The EEMD decomposition technique is highly effective in mitigating noise interference within the data. Additionally, the four resulting modes from this decomposition process augment the data available for model training, thereby enhancing the training efficacy of the model. The incorporation of CNN enables the model to excel in extracting local features, and its integration with BiLSTM facilitates the utilization of bidirectional data and the acquisition of higher-level features, collectively bolstering prediction performance.

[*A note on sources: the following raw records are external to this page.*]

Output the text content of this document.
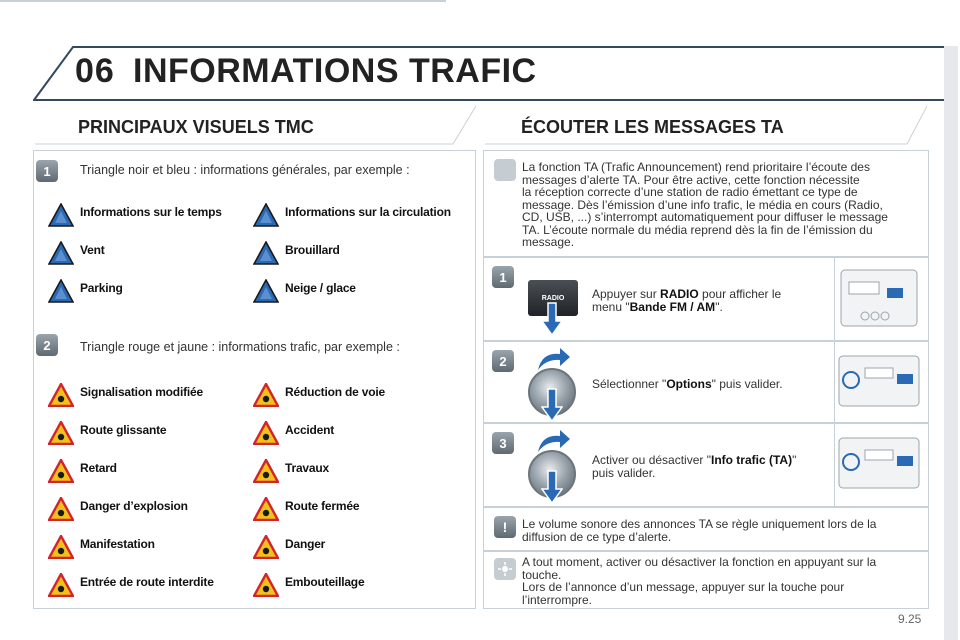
06 INFORMATIONS TRAFIC
PRINCIPAUX VISUELS TMC	ÉCOUTER LES MESSAGES TA
1	Triangle noir et bleu : informations générales, par exemple :
Informations sur le temps	Informations sur la circulation
Vent	Brouillard
Parking	Neige / glace
2	Triangle rouge et jaune : informations trafic, par exemple :
Signalisation modifiée	Réduction de voie
Route glissante	Accident
Retard	Travaux
Danger d’explosion	Route fermée
Manifestation	Danger
Entrée de route interdite	Embouteillage
La fonction TA (Trafic Announcement) rend prioritaire l’écoute des
messages d’alerte TA. Pour être active, cette fonction nécessite
la réception correcte d’une station de radio émettant ce type de
message. Dès l’émission d’une info trafic, le média en cours (Radio,
CD, USB, ...) s’interrompt automatiquement pour diffuser le message
TA. L’écoute normale du média reprend dès la fin de l’émission du
message.
1
RADIO	Appuyer sur RADIO pour afficher le
menu "Bande FM / AM".
2
Sélectionner "Options" puis valider.
3
Activer ou désactiver "Info trafic (TA)"
puis valider.
!	Le volume sonore des annonces TA se règle uniquement lors de la
diffusion de ce type d’alerte.
A tout moment, activer ou désactiver la fonction en appuyant sur la
touche.
Lors de l’annonce d’un message, appuyer sur la touche pour
l’interrompre.
9.25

Based on prediction experiments conducted on the dissolved oxygen indicator, the proposed model in this paper demonstrates superior prediction performance compared to existing models. This constitutes a valuable exploration of the practical applications of artificial intelligence technology in the realm of water resource protection. In future, the determination of modal quantity in EEMD, data augmentation for water quality data and and the application of Transformers in long-term water quality data prediction would be beneficial research directions.

In conclusion, the proposed hybrid deep learning approach provides an effective solution for precise multi-step water quality forecasting, capable of addressing the intricate attributes of water environment data. The findings underscore the viability of harnessing advanced AI techniques to enhance environmental modeling and conservation efforts.